Uma nova era para o sistema regulatório dos produtos destinados à área da saúde pública está surgindo no país, sob a competente batuta do ministro Temporão ao encaminhar – com uma visão estratégica de longo prazo sobre o complexo produtivo e de serviços para a saúde – uma nova orientação para as compras governamentais de fármacos e medicamentos destinados a atender a programas de saúde pública em seus diversos níveis, mas que certamente influirá também em tomadas de decisão na área privada, dado o elevado interesse nacional em jogo. E o renovado mandato do diretor-presidente e adjunto da Anvisa nos permite antecipar com bastante otimismo o por vir.

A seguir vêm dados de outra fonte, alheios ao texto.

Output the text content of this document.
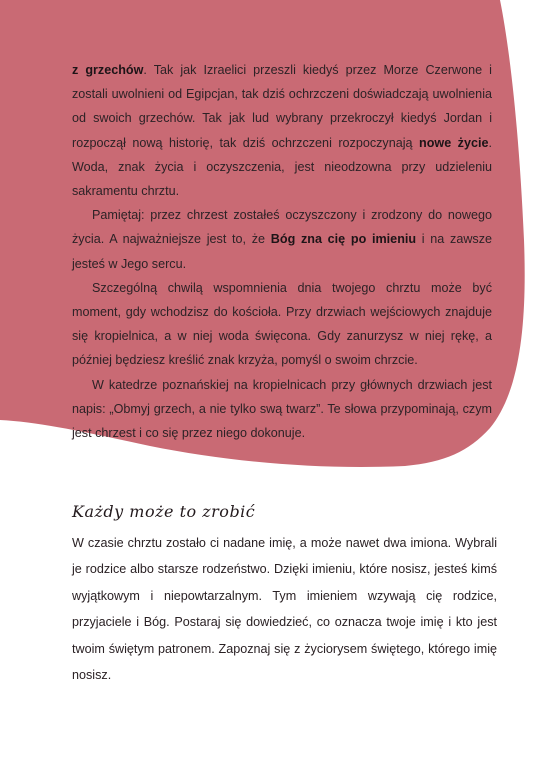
z grzechów. Tak jak Izraelici przeszli kiedyś przez Morze Czerwone i zostali uwolnieni od Egipcjan, tak dziś ochrzczeni doświadczają uwolnienia od swoich grzechów. Tak jak lud wybrany przekroczył kiedyś Jordan i rozpoczął nową historię, tak dziś ochrzczeni rozpoczynają nowe życie. Woda, znak życia i oczyszczenia, jest nieodzowna przy udzieleniu sakramentu chrztu.

Pamiętaj: przez chrzest zostałeś oczyszczony i zrodzony do nowego życia. A najważniejsze jest to, że Bóg zna cię po imieniu i na zawsze jesteś w Jego sercu.

Szczególną chwilą wspomnienia dnia twojego chrztu może być moment, gdy wchodzisz do kościoła. Przy drzwiach wejściowych znajduje się kropielnica, a w niej woda święcona. Gdy zanurzysz w niej rękę, a później będziesz kreślić znak krzyża, pomyśl o swoim chrzcie.

W katedrze poznańskiej na kropielnicach przy głównych drzwiach jest napis: „Obmyj grzech, a nie tylko swą twarz”. Te słowa przypominają, czym jest chrzest i co się przez niego dokonuje.

Każdy może to zrobić

W czasie chrztu zostało ci nadane imię, a może nawet dwa imiona. Wybrali je rodzice albo starsze rodzeństwo. Dzięki imieniu, które nosisz, jesteś kimś wyjątkowym i niepowtarzalnym. Tym imieniem wzywają cię rodzice, przyjaciele i Bóg. Postaraj się dowiedzieć, co oznacza twoje imię i kto jest twoim świętym patronem. Zapoznaj się z życiorysem świętego, którego imię nosisz.
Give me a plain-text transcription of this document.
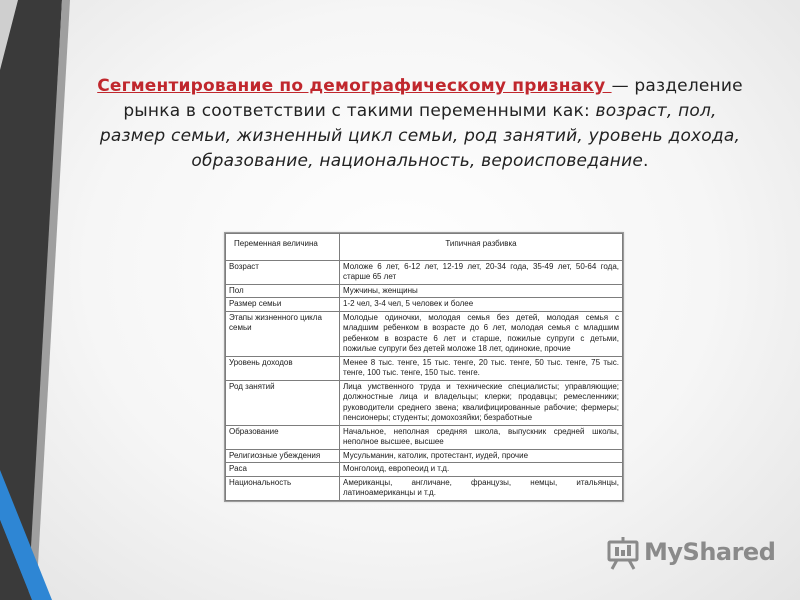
Сегментирование по демографическому признаку — разделение рынка в соответствии с такими переменными как: возраст, пол, размер семьи, жизненный цикл семьи, род занятий, уровень дохода, образование, национальность, вероисповедание.
Переменная величина	Типичная разбивка
Возраст	Моложе 6 лет, 6-12 лет, 12-19 лет, 20-34 года, 35-49 лет, 50-64 года, старше 65 лет
Пол	Мужчины, женщины
Размер семьи	1-2 чел, 3-4 чел, 5 человек и более
Этапы жизненного цикла семьи	Молодые одиночки, молодая семья без детей, молодая семья с младшим ребенком в возрасте до 6 лет, молодая семья с младшим ребенком в возрасте 6 лет и старше, пожилые супруги с детьми, пожилые супруги без детей моложе 18 лет, одинокие, прочие
Уровень доходов	Менее 8 тыс. тенге, 15 тыс. тенге, 20 тыс. тенге, 50 тыс. тенге, 75 тыс. тенге, 100 тыс. тенге, 150 тыс. тенге.
Род занятий	Лица умственного труда и технические специалисты; управляющие; должностные лица и владельцы; клерки; продавцы; ремесленники; руководители среднего звена; квалифицированные рабочие; фермеры; пенсионеры; студенты; домохозяйки; безработные
Образование	Начальное, неполная средняя школа, выпускник средней школы, неполное высшее, высшее
Религиозные убеждения	Мусульманин, католик, протестант, иудей, прочие
Раса	Монголоид, европеоид и т.д.
Национальность	Американцы, англичане, французы, немцы, итальянцы, латиноамериканцы и т.д.
MyShared
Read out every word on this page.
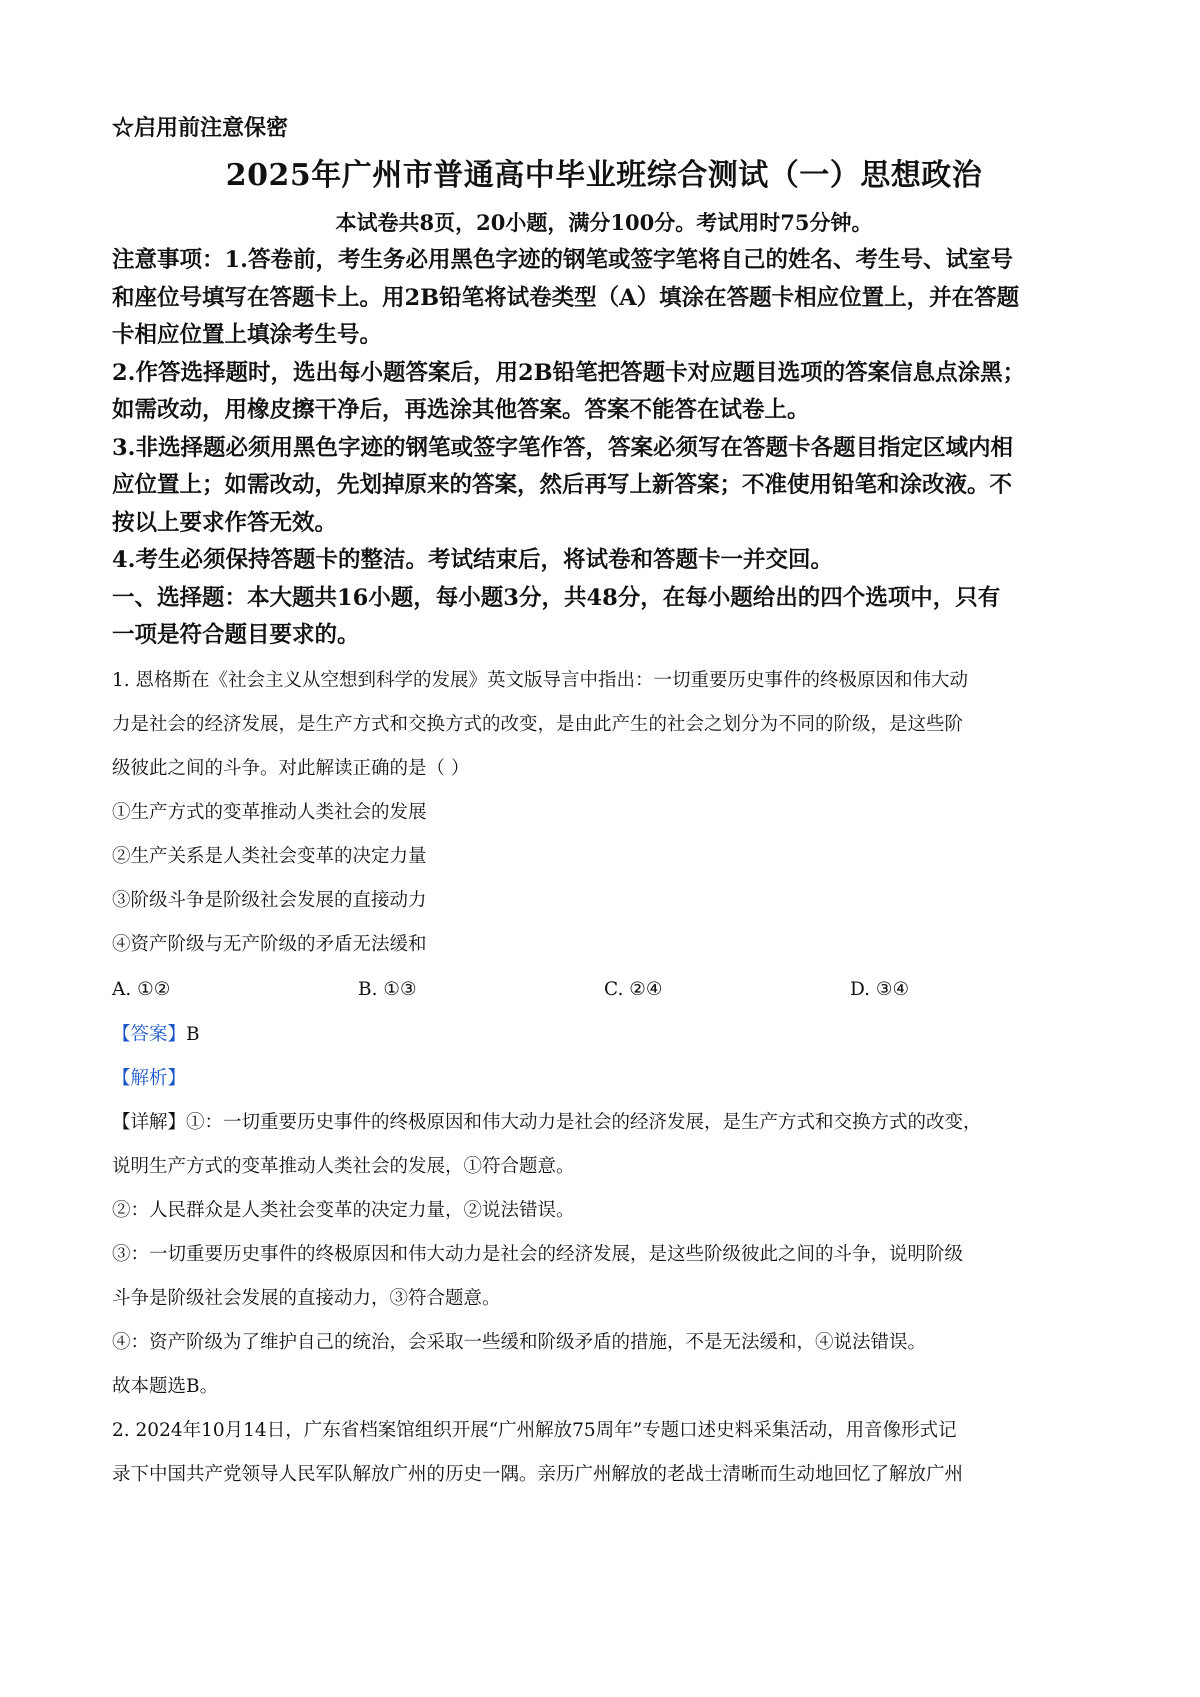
☆启用前注意保密
2025年广州市普通高中毕业班综合测试（一）思想政治
本试卷共8页，20小题，满分100分。考试用时75分钟。
注意事项：1.答卷前，考生务必用黑色字迹的钢笔或签字笔将自己的姓名、考生号、试室号
和座位号填写在答题卡上。用2B铅笔将试卷类型（A）填涂在答题卡相应位置上，并在答题
卡相应位置上填涂考生号。
2.作答选择题时，选出每小题答案后，用2B铅笔把答题卡对应题目选项的答案信息点涂黑；
如需改动，用橡皮擦干净后，再选涂其他答案。答案不能答在试卷上。
3.非选择题必须用黑色字迹的钢笔或签字笔作答，答案必须写在答题卡各题目指定区域内相
应位置上；如需改动，先划掉原来的答案，然后再写上新答案；不准使用铅笔和涂改液。不
按以上要求作答无效。
4.考生必须保持答题卡的整洁。考试结束后，将试卷和答题卡一并交回。
一、选择题：本大题共16小题，每小题3分，共48分，在每小题给出的四个选项中，只有
一项是符合题目要求的。
1. 恩格斯在《社会主义从空想到科学的发展》英文版导言中指出：一切重要历史事件的终极原因和伟大动
力是社会的经济发展，是生产方式和交换方式的改变，是由此产生的社会之划分为不同的阶级，是这些阶
级彼此之间的斗争。对此解读正确的是（ ）
①生产方式的变革推动人类社会的发展
②生产关系是人类社会变革的决定力量
③阶级斗争是阶级社会发展的直接动力
④资产阶级与无产阶级的矛盾无法缓和
A. ①②	B. ①③	C. ②④	D. ③④
【答案】B
【解析】
【详解】①：一切重要历史事件的终极原因和伟大动力是社会的经济发展，是生产方式和交换方式的改变，
说明生产方式的变革推动人类社会的发展，①符合题意。
②：人民群众是人类社会变革的决定力量，②说法错误。
③：一切重要历史事件的终极原因和伟大动力是社会的经济发展，是这些阶级彼此之间的斗争，说明阶级
斗争是阶级社会发展的直接动力，③符合题意。
④：资产阶级为了维护自己的统治，会采取一些缓和阶级矛盾的措施，不是无法缓和，④说法错误。
故本题选B。
2. 2024年10月14日，广东省档案馆组织开展“广州解放75周年”专题口述史料采集活动，用音像形式记
录下中国共产党领导人民军队解放广州的历史一隅。亲历广州解放的老战士清晰而生动地回忆了解放广州
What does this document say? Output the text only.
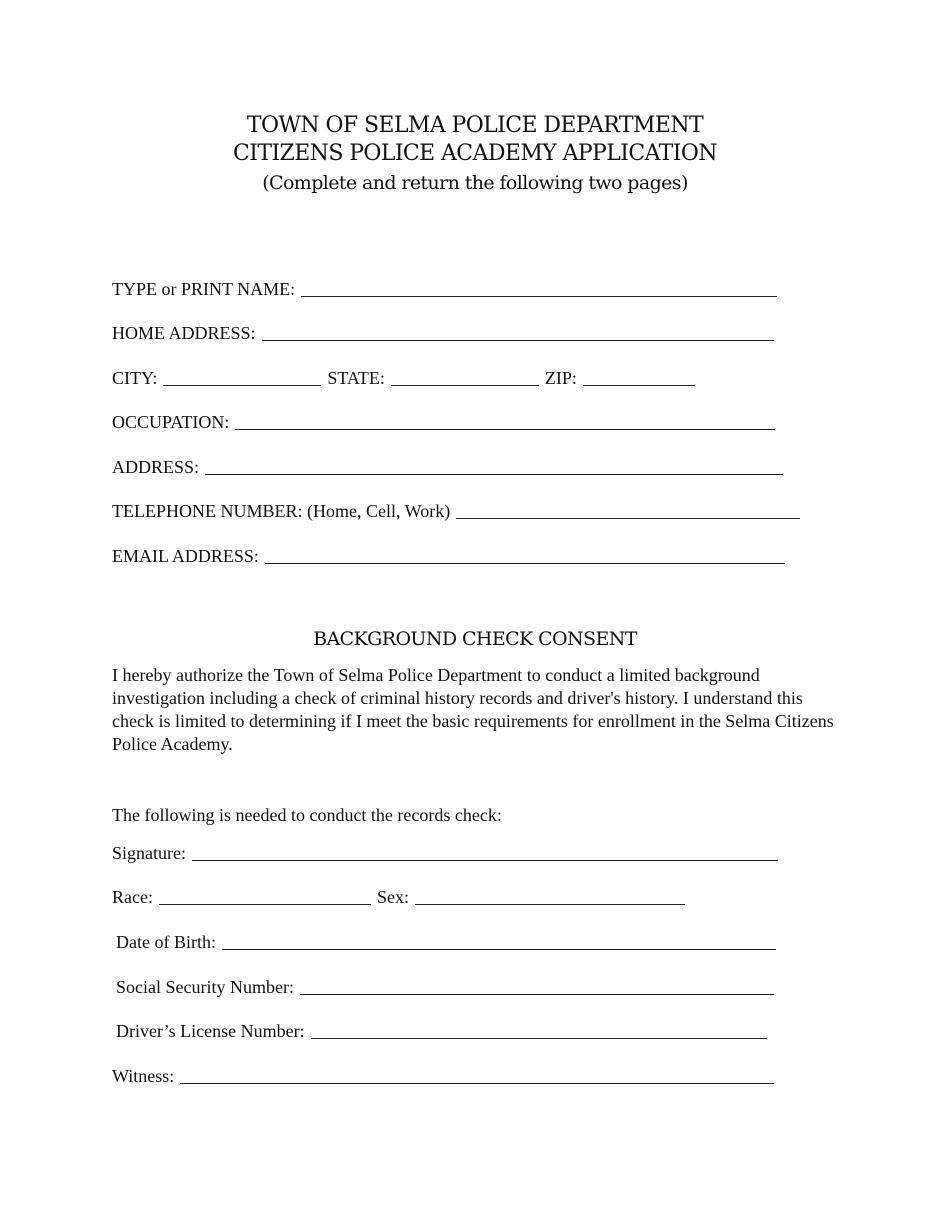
TOWN OF SELMA POLICE DEPARTMENT
CITIZENS POLICE ACADEMY APPLICATION
(Complete and return the following two pages)
TYPE or PRINT NAME:
HOME ADDRESS:
CITY:	STATE:	ZIP:
OCCUPATION:
ADDRESS:
TELEPHONE NUMBER: (Home, Cell, Work)
EMAIL ADDRESS:
BACKGROUND CHECK CONSENT
I hereby authorize the Town of Selma Police Department to conduct a limited background investigation including a check of criminal history records and driver's history. I understand this check is limited to determining if I meet the basic requirements for enrollment in the Selma Citizens Police Academy.
The following is needed to conduct the records check:
Signature:
Race:	Sex:
Date of Birth:
Social Security Number:
Driver’s License Number:
Witness:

O REACH está chegando em 2008 para valer, e quem não se adequar às suas novas regras – como seria o caso do uso dos produtos catados na China – certamente não poderá utilizá-los como parte da cadeia produtiva de drogas ou mercadorias exportadas para a Europa. REACH é a sigla de um novo Sistema de Registro, Avaliação e Autorização de Produtos Químicos, legislação emitida pela Comunidade Européia e que passa a vigorar a partir de junho deste ano (2008), aplicável a todos os 27 países europeus. Isso significa que produtos ou mercadorias para serem exportados para a Comunidade Européia deverão apresentar não somente especificações técnicas do produto comercializado em si, mas também um completo dossiê técnico sobre os processos, os insumos e as matérias-primas utilizadas na sua manufatura, permitindo assim ao órgão sanitário central da CEE realizar uma completa avaliação sobre os perigos de danos à saúde humana ou de agressão ao meio ambiente, o que requer uma perfeita rastreabiliade da cadeia produtiva da mercadoria importada.
Trata-se de uma nova visão para o controle sanitário e ambiental de produtos colocados no mercado que deverá se internacionalizar brevemente e que, certamente, veio para ficar. Pelos seus meritórios objetivos temos que apoiar tais medidas, a despeito da conveniência de nos manter atentos e vigilantes. Cuidados com a saúde humana e o meio ambiente, sempre que desprovidos de viés ideológico ou de irracionalidades, constituem avanços que devemos louvar, ainda que com a devida cautela quanto aos seus excessos ou eventuais desvios para aquilo que se denominam barreiras econômicas ou técnicas ao comércio internacional.